Выбрать главу

Возьмем, например, так называемый колобок-корпус, состоящий из пяти стыковочных узлов. Эта конструкция была рассчитана на определенное количество стыковок 20-тонных модулей в течение трех лет. Ежедневно на Земле проводили испытания корпуса-аналога, а последние 3—4 года полета «Мира» такие работы не вели из-за отсутствия финансирования. В то же время мы слышали заявления космонавтов, что на борту все хорошо. Их слова могли произвести впечатление на обывателей, депутатов, журналистов. Мы же не имели права продлевать гарантию, как бы на нас ни давили. Все-таки гарантию безопасности полетов и космонавтов давали не депутаты с журналистами, а мы — несколько конкретных лиц, которые отвечали за свои обязанности головой. Не проводя полного комплексного обследования станции, не имея заключения главных конструкторов бортовых систем, мы не могли даже давать продления технического ресурса, не говоря уже о гарантиях.

Мы видели, что львиную долю времени космонавты тратили на устранение неисправностей, а не на штатную работу. В последнее время «Мир» был трудноуправляем, и его эксплуатация представлялась просто опасной. Имелись серьезные проблемы с энергетикой: мощности солнечных батарей и изношенного буферного аккумуляторного корпуса было явно недостаточно. На моей памяти произошло два или три случая, когда после выхода станции из-за горизонта мы ее видели, но не слышали и не могли ею управлять: напряжение в сети было практически нулевым, «Мир» не отвечал на наши сигналы. В то же время на станции возникало много «ложных связей». Например, Земля не выдавала никаких команд, а бортовая корректирующая двигательная установка вдруг переходила в рабочее состояние. Обычно она законсервирована до того момента, когда потребуется, например, маневрирование на орбите. А тут, получая телеметрию, мы обнаруживали, что осталось выдать лишь одну команду, чтобы двигатели сработали. Произвольно были сняты все блокировки, прошли все команды. То есть автоматика выходила из-под нашего контроля и начинала жить своей жизнью. Такие же ложные, паразитные команды могли привести к тому, что начали бы открываться клапаны, обеспечивающие, допустим, герметичность внутреннего обитаемого отсека. Станции было просто опасно летать в пилотируемом режиме.

— Но это уже было в 2001 году, а как вы пережили перестройку и лихие 90-е?
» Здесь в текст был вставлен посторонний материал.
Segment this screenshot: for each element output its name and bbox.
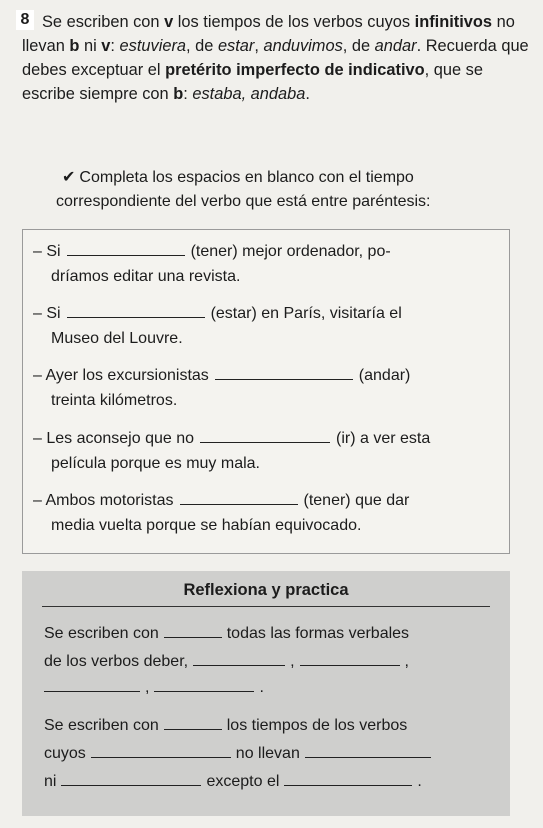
- answer-blank[interactable]: [91, 746, 231, 758]
- item-hint: (andar): [358, 367, 411, 384]
- answer-blank[interactable]: [300, 654, 400, 666]
- exercise-item: [33, 239, 503, 289]
- reflect-line: [44, 743, 494, 765]
- answer-blank[interactable]: [67, 305, 205, 318]
- intro-text: .: [305, 85, 310, 103]
- intro-text: ni: [79, 37, 102, 55]
- item-text: – Ayer los excursionistas: [33, 367, 209, 384]
- intro-paragraph: [22, 10, 530, 106]
- answer-blank[interactable]: [67, 243, 185, 256]
- intro-bold-b: b: [69, 37, 80, 55]
- reflect-punct: .: [417, 773, 422, 790]
- intro-text: los tiempos de los verbos cuyos: [173, 13, 415, 31]
- exercise-box: [22, 229, 510, 554]
- intro-text: ,: [254, 37, 264, 55]
- item-text: – Ambos motoristas: [33, 492, 174, 509]
- task-text: Completa los espacios en blanco con el tiempo correspondiente del verbo que está entre paréntesis:: [56, 169, 431, 210]
- reflect-text: ni: [44, 773, 57, 790]
- item-text: – Si: [33, 305, 61, 322]
- intro-text: . Recuerda que debes exceptuar el: [22, 37, 529, 79]
- answer-blank[interactable]: [215, 367, 353, 380]
- answer-blank[interactable]: [44, 680, 140, 692]
- intro-italic: estuviera: [119, 37, 187, 55]
- reflect-line: [44, 623, 494, 645]
- item-continuation: Museo del Louvre.: [51, 330, 183, 347]
- intro-bold-v: v: [164, 13, 174, 31]
- answer-blank[interactable]: [164, 626, 222, 638]
- reflect-punct: ,: [290, 653, 295, 670]
- intro-bold-preterito: pretérito imperfecto de indicativo: [165, 61, 425, 79]
- intro-text: :: [110, 37, 120, 55]
- intro-bold-b: b: [173, 85, 184, 103]
- intro-italic: anduvimos: [263, 37, 343, 55]
- reflect-line: [44, 715, 494, 737]
- item-hint: (estar) en París, visitaría el: [210, 305, 402, 322]
- intro-bold-v: v: [101, 37, 111, 55]
- reflect-text: Se escriben con: [44, 625, 159, 642]
- intro-text: , de: [342, 37, 375, 55]
- reflect-text: no llevan: [235, 745, 300, 762]
- item-continuation: treinta kilómetros.: [51, 392, 178, 409]
- reflect-punct: ,: [145, 679, 150, 696]
- item-text: – Les aconsejo que no: [33, 430, 195, 447]
- intro-text: :: [183, 85, 193, 103]
- reflect-text: excepto el: [206, 773, 280, 790]
- exercise-item: [33, 363, 503, 413]
- item-hint: (ir) a ver esta: [336, 430, 431, 447]
- reflect-line: [44, 677, 494, 699]
- item-text: – Si: [33, 243, 61, 260]
- exercise-item: [33, 426, 503, 476]
- checkmark-icon: ✔: [62, 169, 76, 186]
- item-continuation: media vuelta porque se habían equivocado.: [51, 517, 362, 534]
- reflect-text: todas las formas verbales: [226, 625, 410, 642]
- item-hint: (tener) mejor ordenador, po-: [190, 243, 391, 260]
- reflect-punct: .: [259, 679, 264, 696]
- answer-blank[interactable]: [284, 774, 412, 786]
- exercise-item: [33, 301, 503, 351]
- reflect-line: [44, 651, 494, 673]
- answer-blank[interactable]: [305, 746, 431, 758]
- intro-text: Se escriben con: [42, 13, 165, 31]
- reflect-panel: [22, 571, 510, 816]
- answer-blank[interactable]: [180, 492, 298, 505]
- exercise-item: [33, 488, 503, 538]
- answer-blank[interactable]: [61, 774, 201, 786]
- intro-italic: andar: [374, 37, 417, 55]
- item-continuation: dríamos editar una revista.: [51, 268, 241, 285]
- answer-blank[interactable]: [164, 718, 222, 730]
- intro-text: no llevan: [22, 13, 515, 55]
- task-instruction: [56, 166, 526, 214]
- item-continuation: película porque es muy mala.: [51, 455, 260, 472]
- reflect-text: de los verbos deber,: [44, 653, 189, 670]
- title-underline: [42, 606, 490, 607]
- reflect-punct: ,: [404, 653, 409, 670]
- reflect-text: Se escriben con: [44, 717, 159, 734]
- intro-bold-infinitivos: infinitivos: [414, 13, 493, 31]
- answer-blank[interactable]: [193, 654, 285, 666]
- answer-blank[interactable]: [200, 430, 330, 443]
- reflect-text: los tiempos de los verbos: [226, 717, 408, 734]
- reflect-line: [44, 771, 494, 793]
- answer-blank[interactable]: [154, 680, 254, 692]
- item-hint: (tener) que dar: [303, 492, 410, 509]
- intro-text: , que se escribe siempre con: [22, 61, 483, 103]
- reflect-title: Reflexiona y practica: [183, 581, 349, 599]
- intro-text: , de: [186, 37, 218, 55]
- reflect-text: cuyos: [44, 745, 86, 762]
- intro-italic: estaba, andaba: [192, 85, 306, 103]
- exercise-number: 8: [16, 10, 34, 30]
- intro-italic: estar: [217, 37, 255, 55]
— Лично я в начале перестройки узнал много нового и неожиданно неприятного для себя, когда принял участие в первых свободных и непартийных выборах народных депутатов СССР. Я выдвигался в двух районах Москвы: Киевском и Ленинском. Пришлось много встречаться с избирателями, ветеранами партии. Вопросов было немало, но мне запретили рассказывать о том, чем занимается завод. Я не мог сказать ни слова о ракете «Протон», которая не является боевой, о гордости СССР — станции «Мир», о гражданских спутниках. Меня воспринимали как директора предприятия, выпускающего только оружие. А между тем в качестве кандидатов в депутаты от этих двух районов выдвигались такие люди, как поэт Евтушенко, космонавт Волк, профессор Попов, академик Емельянов.
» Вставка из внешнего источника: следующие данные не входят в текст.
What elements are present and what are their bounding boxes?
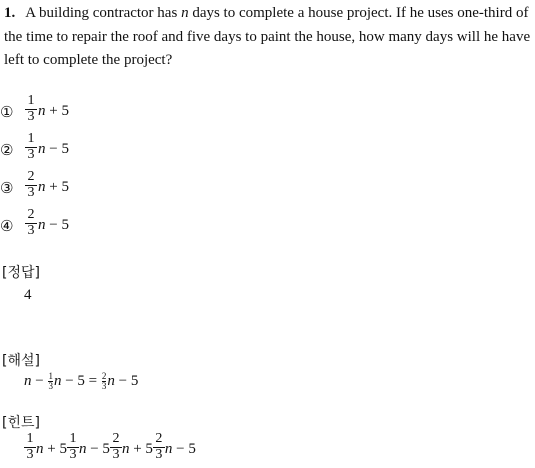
option-marker: ② bbox=[0, 141, 14, 159]
option-variable: n bbox=[38, 217, 46, 233]
hint-fraction bbox=[153, 432, 165, 462]
option-constant: 5 bbox=[61, 217, 69, 233]
fraction-numerator: 2 bbox=[155, 431, 163, 446]
fraction-denominator: 3 bbox=[153, 447, 165, 462]
option-expression bbox=[38, 217, 69, 234]
explanation-label: [해설] bbox=[2, 353, 40, 369]
question-text bbox=[4, 2, 532, 73]
question-text-part1: A building contractor has bbox=[25, 5, 178, 21]
fraction-numerator: 2 bbox=[101, 371, 107, 381]
option-expression bbox=[38, 103, 69, 120]
fraction-denominator: 3 bbox=[110, 447, 122, 462]
explanation-fraction-one-third bbox=[48, 372, 53, 391]
option-operator: + bbox=[49, 179, 58, 195]
explanation-operator: − bbox=[35, 372, 44, 389]
option-marker: ③ bbox=[0, 179, 14, 197]
fraction-numerator: 2 bbox=[27, 207, 35, 222]
option-fraction bbox=[24, 170, 38, 200]
answer-label: [정답] bbox=[2, 265, 40, 281]
explanation-variable: n bbox=[107, 372, 115, 389]
fraction-numerator: 1 bbox=[26, 431, 34, 446]
option-fraction bbox=[24, 94, 38, 124]
option-fraction bbox=[24, 132, 38, 162]
hint-rest: − 5 bbox=[90, 441, 110, 457]
hint-rest: + 5 bbox=[133, 441, 153, 457]
fraction-denominator: 3 bbox=[27, 147, 35, 162]
option-operator: + bbox=[49, 103, 58, 119]
hint-label: [힌트] bbox=[2, 415, 40, 431]
option-marker: ① bbox=[0, 103, 14, 121]
fraction-numerator: 2 bbox=[27, 169, 35, 184]
option-marker: ④ bbox=[0, 217, 14, 235]
fraction-numerator: 1 bbox=[48, 371, 53, 381]
hint-variable: n bbox=[121, 441, 130, 457]
fraction-numerator: 1 bbox=[27, 131, 35, 146]
explanation-tail: − 5 bbox=[118, 372, 139, 389]
hint-variable: n bbox=[36, 441, 44, 457]
option-constant: 5 bbox=[61, 103, 69, 119]
hint-fraction bbox=[110, 432, 122, 462]
answer-value: 4 bbox=[24, 287, 32, 303]
hint-variable: n bbox=[164, 441, 173, 457]
hint-variable: n bbox=[78, 441, 87, 457]
option-fraction bbox=[24, 208, 38, 238]
hint-rest: + 5 bbox=[47, 441, 67, 457]
fraction-denominator: 3 bbox=[27, 109, 35, 124]
question-number: 1. bbox=[4, 5, 16, 21]
fraction-denominator: 3 bbox=[67, 447, 79, 462]
question-variable: n bbox=[181, 5, 189, 21]
option-expression bbox=[38, 141, 69, 158]
option-operator: − bbox=[49, 217, 58, 233]
fraction-denominator: 3 bbox=[101, 381, 107, 391]
hint-term-1 bbox=[24, 432, 67, 462]
explanation-expression bbox=[24, 372, 138, 391]
hint-expression bbox=[24, 432, 196, 468]
hint-term-3 bbox=[110, 432, 153, 462]
option-constant: 5 bbox=[61, 179, 69, 195]
explanation-operator: − 5 = bbox=[65, 372, 98, 389]
hint-rest: − 5 bbox=[176, 441, 196, 457]
explanation-variable: n bbox=[53, 372, 62, 389]
hint-fraction bbox=[24, 432, 36, 462]
option-expression bbox=[38, 179, 69, 196]
fraction-denominator: 3 bbox=[48, 381, 53, 391]
option-variable: n bbox=[38, 141, 46, 157]
option-operator: − bbox=[49, 141, 58, 157]
option-variable: n bbox=[38, 179, 46, 195]
option-variable: n bbox=[38, 103, 46, 119]
fraction-numerator: 1 bbox=[27, 93, 35, 108]
explanation-variable: n bbox=[24, 372, 32, 389]
fraction-denominator: 3 bbox=[27, 185, 35, 200]
fraction-denominator: 3 bbox=[24, 447, 36, 462]
fraction-denominator: 3 bbox=[27, 223, 35, 238]
fraction-numerator: 1 bbox=[69, 431, 77, 446]
hint-term-4 bbox=[153, 432, 196, 462]
fraction-numerator: 2 bbox=[112, 431, 120, 446]
hint-fraction bbox=[67, 432, 79, 462]
hint-term-2 bbox=[67, 432, 110, 462]
explanation-fraction-two-thirds bbox=[102, 372, 107, 391]
option-constant: 5 bbox=[61, 141, 69, 157]
question-text-part2: days to complete a house project. If he uses one-third of the time to repair the roof and five days to paint the house, how many days will he have left to complete the project? bbox=[4, 5, 531, 68]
Мне запомнились те выборы, голосование и мое выступление в здании Академии наук СССР. Пришло много народа, обстановка была накалена. Я и представить не мог, что встречу сплошные ложь и обман. Когда начались выступления, то записки желающих выступить в мою поддержку не доходили до президиума. Уже потом я узнал, что в первом ряду сидели люди, получившие указание не пропускать на сцену записки с просьбой выступления в мою поддержку. Вот вам и гласность, и демократия. Противники сделали все, чтобы я не прошел. В итоге мне не хватило всего трех голосов. Правда, мы тогда понятия не имели, как эти голоса считали, верили в справедливость. Наивные.

Вскоре состоялись выборы народных депутатов РСФСР, в которых меня обязал участвовать Московский горком партии. Но к ним я подошел чисто формально: зарегистрировался кандидатом в депутаты и не провел ни одной встречи с избирателями. Как ни странно, занял третье место при голосовании, но на повторных выборах отдал голоса своих избирателей Александру Руцкому. Больше политикой не занимался, да и завод имени Хруничева к тому моменту пришла пора просто спасать.

Завод начал пожинать плоды перестройки. Особенно это почувствовалось в 1989—1990 годах. Резко сократился госзаказ. Министерство обороны прекратило финансировать все НИОКР, заказывать «Протоны», мотивируя это тем, что в хранилищах находилось еще 16 штук, которых хватит на 4 года вперед. Но военные не понимали, что цикл изготовления «Протона» — 2 года, все комплектующие системы и материалы надо заказывать заранее, а пауза может привести к потере кадров и снижению качества. В эти же годы появилось слово «конверсия», которую хотели внедрить на всех предприятиях военно-промышленного комплекса. Это стало разрушать оборонку.